IT'S POSSIBLE that Cyril is better off without his bum of a father, but that doesn't mean it hurts the 11-year-old any less to learn he's been abandoned entirely. Busting out of his group foster home, Cyril (Thomas Doret) tries to find his father at their old apartment, but dad's long gone—and so is Cyril's bike. His caretakers track Cyril down at the apartment and they chase the boy into a nearby doctor's waiting room, where Cyril grabs onto a strange woman and won't let go. The woman, Samantha (Cécile De France), gasps, "You can hold me, but not so tight."

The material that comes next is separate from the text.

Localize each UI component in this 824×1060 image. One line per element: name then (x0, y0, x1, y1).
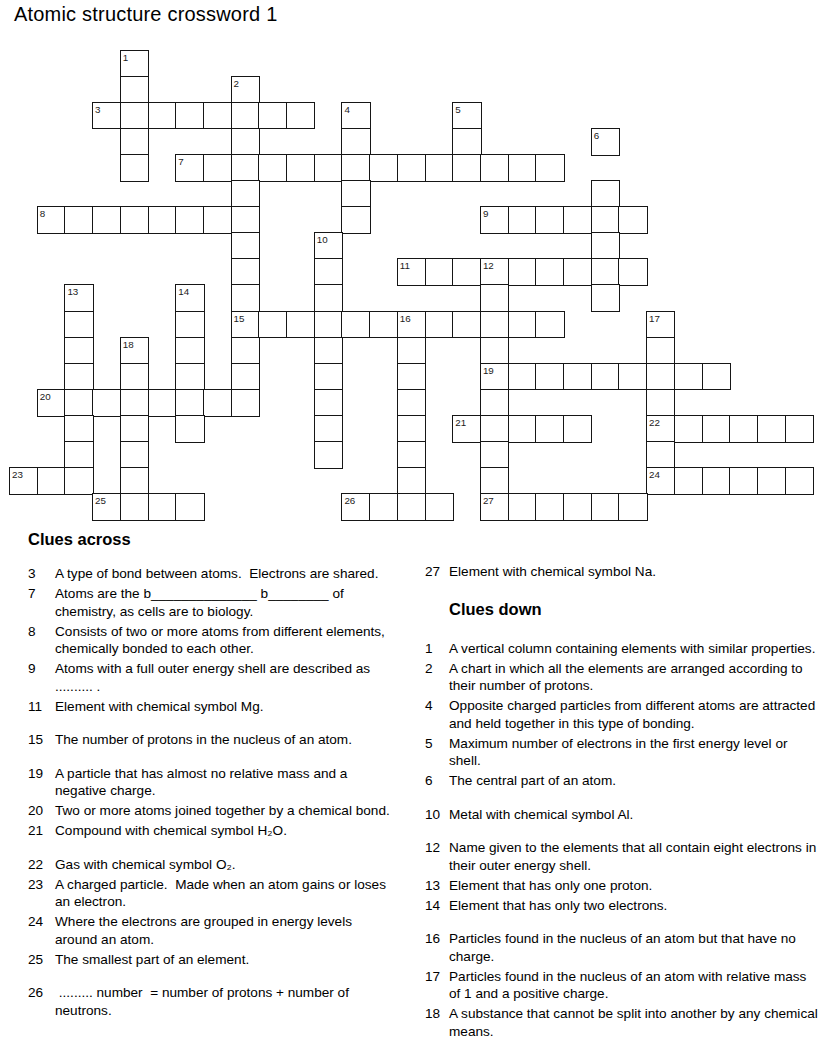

In those seconds, a connection is forged. After Cyril is brought back to his foster home, Samantha tracks down the boy's bike. She brings it to him, and he asks her bluntly, "Can I stay with you at weekends?" She can't refuse.

The budding anger of a boy who's been utterly fucked over by his father (Cyril's mother isn't mentioned) is the fuel for the Jean-Pierre and Luc Dardenne's The Kid with a Bike, but the Belgian film deals with Cyril's preteen angst with such sincerity and simplicity that it feels completely, refreshingly potent. Doret never lapses into cuteness, so we're drawn into Cyril's unsmiling but unbreakable optimism—surely his dad wants him back, there just must be some extenuating circumstances. When boy and father do come face to face, it's heartbreaking, of course, but the Dardennes keep it muted, eliminating all threat of melodrama.

Almost every moment in The Kid with a Bike feels fully believable, and if it occasionally lapses into "young-child-in-danger" clichés, it's made up for by a story that feels casual and understated, but reveals itself to be fully fleshed out. Nothing is overworked or overplayed; if the result makes for a sad, bittersweet movie, it's never a bleak one.